Etsuko (悦子) nunca supo en qué momento preciso dejó de ser una señorita recepcionista, y se convirtió en paralítica de por vida, vía colisión en autopista. Gran amargura fue el tenor de cada segundo de los primeros días al regresar a la conciencia, y su futuro era un punto obscuro que se tragaba toda senda posible. Sin extremidades, y con un rostro que atestiguaba los pormenores de un cruel parabrisas, el porvenir quedaba reducido al momento actual: atención y cuidados profesionales, para mantener un mínimo de salubridad e higiene. Nunca habría un despertar a esta pesadilla. Nunca.
Arata conoció a Etsuko mientras cumplía sus funciones y limpiaba su habitación a diario. Docenas de días que Arata aseaba la habitación, y Etsuko finalmente notaba que, al contrario de cualquier otro visitante en su habitación, que siempre evitaban a como diera lugar mirarla, Arata siempre la admiraba con una sonrisa dibujada en su rostro amplio y curiosamente libre de arrugas en la frente. Pequeños titubeos forjaron conversaciones más allá de nimiedades cotidianas, y cuando todos sus parientes y antiguos amigos cesaron de visitar más que por obligación, Etsuko apenas si sintió un leve desasosiego. Arata llenaba todo momento de sus ratos libres con relatos llenos de detalles sobre la vida secreta de los cerezos y las flores.

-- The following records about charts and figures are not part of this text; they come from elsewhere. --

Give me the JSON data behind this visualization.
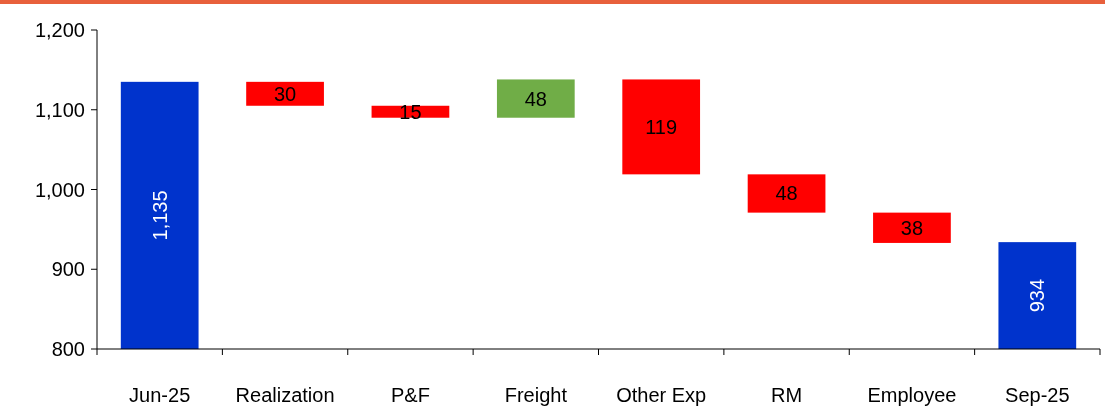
{
  "chart_data": {
    "type": "bar",
    "categories": [
      "Jun-25",
      "Realization",
      "P&F",
      "Freight",
      "Other Exp",
      "RM",
      "Employee",
      "Sep-25"
    ],
    "values": [
      1135,
      30,
      15,
      48,
      119,
      48,
      38,
      934
    ],
    "base": [
      null,
      1105,
      1090,
      1090,
      1019,
      971,
      933,
      null
    ],
    "colors": [
      "#0033cc",
      "#ff0000",
      "#ff0000",
      "#70ad47",
      "#ff0000",
      "#ff0000",
      "#ff0000",
      "#0033cc"
    ],
    "value_labels": [
      "1,135",
      "30",
      "15",
      "48",
      "119",
      "48",
      "38",
      "934"
    ],
    "ylim": [
      800,
      1200
    ],
    "yticks": [
      {
        "value": 800,
        "label": "800"
      },
      {
        "value": 900,
        "label": "900"
      },
      {
        "value": 1000,
        "label": "1,000"
      },
      {
        "value": 1100,
        "label": "1,100"
      },
      {
        "value": 1200,
        "label": "1,200"
      }
    ],
    "grid": false
  }
}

—La vida es como un círculo… —trataba de explicarle a Arata, en alguna ocasión, cuando decidió ironizar cómo día a día empezaba a crear paz con su situación personal.
Pero Arata negó todo con una sonrisa y meneando la cabeza una vez, con énfasis.
—No, Etsuko. Un círculo es perfecto. La vida no lo es. Pero… Aunque sea nosotros estamos en la cima del círculo.
Y por primera vez acarició el rostro arruinado, convirtiendo las lágrimas de vergüenza a diamantes con la magia de los colibríes danzantes de sus dedos, que todo lo transmutaban a belleza.
Pasan años, y todavía es posible en ocasiones ver a través del ventanal del hospicio a Arata y Etsuko, sonriendo.